I can’t count how many times I’ve fallen in love with a bar or restaurant – with its relaxed vibe, delicious food, gorgeous décor – only to discover that it is, in fact, a chain restaurant. Although this realisation was at first depressing – is everywhere a chain? I mean, really, everywhere? – it has completely opened my eyes to their appeal.
Firstly, a chain restaurant is by definition popular – and in the hunt for cute, individualistic places to eat and drink, this widespread popularity is somewhat denigrated, making the average La Tasca obsessive (yes, me) feel a bit embarrassed about my shameless attachment to their mass-produced croquettes. I too love finding distinctive little haunts in unexpected streets or exploring the more ‘hipster’ parts of Glasgow, but that doesn’t mean that craving a Las Iguanas is inherently boring, or that the same popularity that sees customers flock to one-off restaurants in the West End is any less celebrated just because there’s more than one of them. In fact, they’re convenient, tasty and always exactly what you want – you’re lying to yourself if you don’t enjoy a cheeky Nando’s now and then.
And even though the food might not be as authentic as your average independent eatery, who’s to say that it isn’t appetising in its own right? Just because Asian fusion isn’t an authentic representation of each country’s individual food traditions doesn’t mean that it’s not flavoursome or inventive. This might be the fussy spaghetti bolognese lover in me talking, but occasionally simpler really is best.
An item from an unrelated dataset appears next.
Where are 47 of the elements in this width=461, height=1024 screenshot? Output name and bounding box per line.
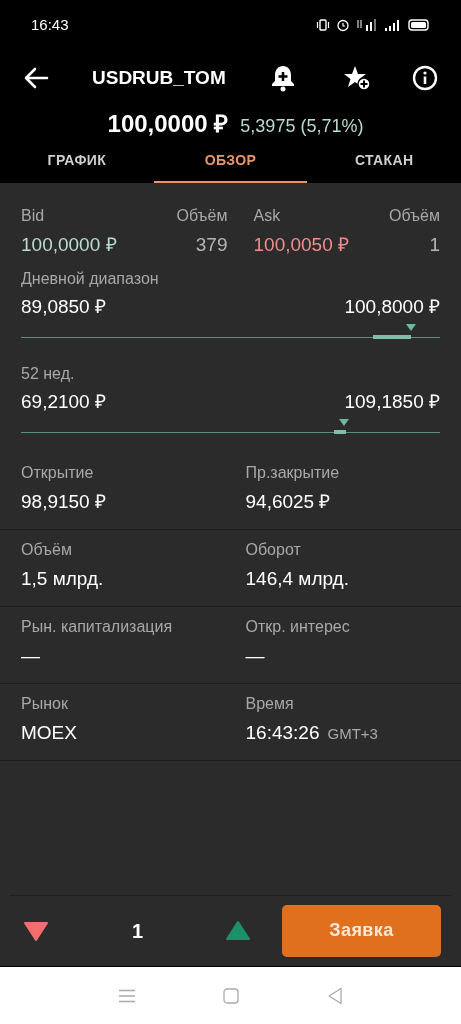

Sometimes the very ubiquity of these dishes works in chain restaurants’ favour.Although I would always rather explore a city’s own unique food scene, sometimes it’s fun to investigate familiar names in unfamiliar locations: for me, Bella Italia’s polpette Americano is still completely delicious even though it can be found in cities all over Britain. And as trying to decide upon places to eat is notoriously difficult amongst my friends, sometimes the lure of a well-known menu is just too much to resist. So long live the chain restaurants of the world – providing good food to lazy diners everywhere.